Here we have placed ‘r’ before the path and file name to avoid this error-

“(unicode error) 'unicodeescape' codec can't decode bytes in position 2-3: truncated \UXXXXXXXX escape”

Due to ‘/’ python cannot read the path clearly so we have used ‘r’ to give python the order to read the path as it is.

Bonus-

We can also use pandas to read this csv file.

read_csv=pd.read_csv(r"C:\Users\Owner\Desktop\samples_csv.csv") 
print(read_csv)

Unnamed Name Age Year
0 David 20 4
1 Robert 18 3

sep: The default value of this parameter is ‘,’. This parameter decides how our data should be separated. If we give the value as ‘-’. The output would be-

csv=df.to_csv(sep="-") 
print(csv)

Output-  
-Name-Age-Year 
0-David-20-4 
1-Robert-18-3

na_rep: The default value is “”(empty string). If there is a null value (no value present), by default, it gets replaced by an empty string.

import pandas as pd #pd is an alias(nickname) given to pandas 

df = {'Name': ['David', pd.NaT], 'Age': [20, 18], 'Year':[4,3]} 
df = pd.DataFrame(df) 
print(df) 
csv=df.to_csv(na_rep="Anonymous") 
print(csv)

Output-
Name Age Year 
0 David 20 4 
1 NaT 18 3 
,Name,Age,Year 
0,David,20,4

columns: Here, we have to specify the columns of the data frame that we want to include in the CSV file. Also, whatever sequence of columns we specify, the CSV file will contain the same sequence. Suppose we only want to include columns- Name and Age and not Year-

csv=df.to_csv(columns=['Name','Age']) 
print(csv)

Output-
,Name,Age 
0,David,20 
1,Robert,18

header: The default value is True. If we do not want to add the header names (columns names) in the CSV file, we set header=False.

csv=df.to_csv(header=False) 
print(csv)

Output-
0,David,20,4 
1,Robert,18,3

index: This parameter accepts only boolean values, the default value being True. But when it is set to False, the CSV file does not contain the index.

csv=df.to_csv(index=False) 
print(csv)

Output-
Name,Age,Year 
David,20,4
Robert,18,3

index_label: By default, the value is set to None, and it takes string as an input.
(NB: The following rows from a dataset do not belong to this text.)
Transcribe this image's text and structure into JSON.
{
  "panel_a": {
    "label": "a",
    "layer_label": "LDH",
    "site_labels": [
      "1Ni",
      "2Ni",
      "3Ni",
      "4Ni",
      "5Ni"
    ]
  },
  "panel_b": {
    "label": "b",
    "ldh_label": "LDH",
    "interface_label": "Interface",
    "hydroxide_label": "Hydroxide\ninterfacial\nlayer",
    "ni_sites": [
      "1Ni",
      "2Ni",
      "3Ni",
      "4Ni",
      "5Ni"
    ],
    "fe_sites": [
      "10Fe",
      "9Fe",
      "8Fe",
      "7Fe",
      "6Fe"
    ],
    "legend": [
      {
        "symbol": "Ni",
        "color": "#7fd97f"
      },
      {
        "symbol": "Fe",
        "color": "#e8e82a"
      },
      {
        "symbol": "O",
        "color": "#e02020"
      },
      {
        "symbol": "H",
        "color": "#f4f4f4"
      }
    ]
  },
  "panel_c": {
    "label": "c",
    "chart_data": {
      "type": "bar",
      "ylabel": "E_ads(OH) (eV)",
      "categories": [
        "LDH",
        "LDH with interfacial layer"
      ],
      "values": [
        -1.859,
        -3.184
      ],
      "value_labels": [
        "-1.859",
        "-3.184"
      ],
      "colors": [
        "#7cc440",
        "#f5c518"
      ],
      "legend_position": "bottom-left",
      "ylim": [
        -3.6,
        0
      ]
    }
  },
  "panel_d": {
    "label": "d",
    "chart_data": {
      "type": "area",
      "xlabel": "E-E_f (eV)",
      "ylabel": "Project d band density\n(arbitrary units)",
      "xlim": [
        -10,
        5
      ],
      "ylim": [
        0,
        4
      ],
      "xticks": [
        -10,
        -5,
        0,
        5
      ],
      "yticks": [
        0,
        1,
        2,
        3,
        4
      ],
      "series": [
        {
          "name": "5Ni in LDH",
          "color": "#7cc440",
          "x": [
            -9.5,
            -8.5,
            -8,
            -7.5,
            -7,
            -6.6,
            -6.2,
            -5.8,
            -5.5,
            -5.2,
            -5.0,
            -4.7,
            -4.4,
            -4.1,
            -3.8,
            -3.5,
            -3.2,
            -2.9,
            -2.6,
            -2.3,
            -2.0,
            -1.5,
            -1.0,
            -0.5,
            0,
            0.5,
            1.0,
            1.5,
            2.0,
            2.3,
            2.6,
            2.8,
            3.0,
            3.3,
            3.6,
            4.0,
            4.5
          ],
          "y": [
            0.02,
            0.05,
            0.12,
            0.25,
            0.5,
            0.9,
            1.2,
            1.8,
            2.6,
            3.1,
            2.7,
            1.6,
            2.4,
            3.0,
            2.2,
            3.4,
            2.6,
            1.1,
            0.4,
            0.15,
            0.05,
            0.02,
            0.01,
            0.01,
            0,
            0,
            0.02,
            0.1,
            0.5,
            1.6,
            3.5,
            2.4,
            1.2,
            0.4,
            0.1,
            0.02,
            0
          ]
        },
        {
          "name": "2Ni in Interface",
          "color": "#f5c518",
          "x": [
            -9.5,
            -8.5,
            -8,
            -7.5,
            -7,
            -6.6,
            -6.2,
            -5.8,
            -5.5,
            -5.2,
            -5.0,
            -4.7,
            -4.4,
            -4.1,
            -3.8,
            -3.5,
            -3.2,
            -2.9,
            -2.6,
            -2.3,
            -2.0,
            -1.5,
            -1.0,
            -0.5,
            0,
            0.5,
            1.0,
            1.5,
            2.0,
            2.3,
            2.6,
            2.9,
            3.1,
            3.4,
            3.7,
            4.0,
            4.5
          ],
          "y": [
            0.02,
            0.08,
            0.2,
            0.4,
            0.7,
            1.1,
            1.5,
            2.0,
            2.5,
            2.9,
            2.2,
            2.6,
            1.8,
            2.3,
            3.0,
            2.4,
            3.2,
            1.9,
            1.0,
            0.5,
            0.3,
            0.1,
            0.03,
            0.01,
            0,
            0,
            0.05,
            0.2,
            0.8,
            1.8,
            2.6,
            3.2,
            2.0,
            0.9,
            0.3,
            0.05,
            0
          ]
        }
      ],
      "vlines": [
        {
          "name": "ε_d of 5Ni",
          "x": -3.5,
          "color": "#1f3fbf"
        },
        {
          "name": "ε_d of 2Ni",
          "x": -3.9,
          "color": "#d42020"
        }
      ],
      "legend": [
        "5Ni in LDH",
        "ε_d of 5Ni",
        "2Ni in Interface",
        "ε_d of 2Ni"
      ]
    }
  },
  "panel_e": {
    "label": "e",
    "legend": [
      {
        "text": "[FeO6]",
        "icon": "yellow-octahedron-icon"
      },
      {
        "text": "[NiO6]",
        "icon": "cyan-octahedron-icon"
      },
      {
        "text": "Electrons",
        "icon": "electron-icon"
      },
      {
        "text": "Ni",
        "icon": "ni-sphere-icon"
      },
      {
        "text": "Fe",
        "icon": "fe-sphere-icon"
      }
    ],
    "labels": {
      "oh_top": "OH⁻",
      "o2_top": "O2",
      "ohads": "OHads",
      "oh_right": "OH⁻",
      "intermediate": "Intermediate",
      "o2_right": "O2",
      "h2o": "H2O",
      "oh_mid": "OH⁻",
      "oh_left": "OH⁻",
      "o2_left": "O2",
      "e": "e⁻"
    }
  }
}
Using this parameter, we can give header to the index.

csv=df.to_csv(index_label="index")
print(csv)

Output-
,index,Name,Age,Year 
0,David,20,4 
1,Robert,18,3

If the value of index=False header=True, or index=True header=false, or index=False header=False, the value of index_label either True or False has no significance.

Converting JSON file into CSV file using Pandas to_csv:

Suppose we have a json file with input-

{"Name":{"0":"David","1":"Robert"},"Age":{"0":20,"1":18}}

And it is stored at a location – C:\Users\Owner\Documents\json.json

Converting this json file into a csv file is a single line of code –

pd.read_json(r"C:\Users\Owner\Documents\david\json.json").to_csv("jsontocsv.csv")

Output-
,Name,Age 
0,David,20 
1,Robert,18

Series into CSV File in Python

Series is a one-dimensional labelled ndarray. It looks something like this-

0 New York
1 Seattle
2 Chicago
3 Boston
4 Washington
5 Vegas
Name: Cities, dtype: object

Converting a series into a CSV file is the same as saving a data frame into a CSV file.

Let suppose above series is saved into a variable name ‘cities’.

c=cities.to_csv() 
print(c)

Output-
0,New York
1,Seattle
2,Chicago
3,Boston
4,Washington
5,Vegas

Must Read:

Conclusion-

Many times, we have to create a CSV file, like when we have to store some critical data on our computer or when we have to share that data with someone else. And that is why the Pandas to CSV method is very important.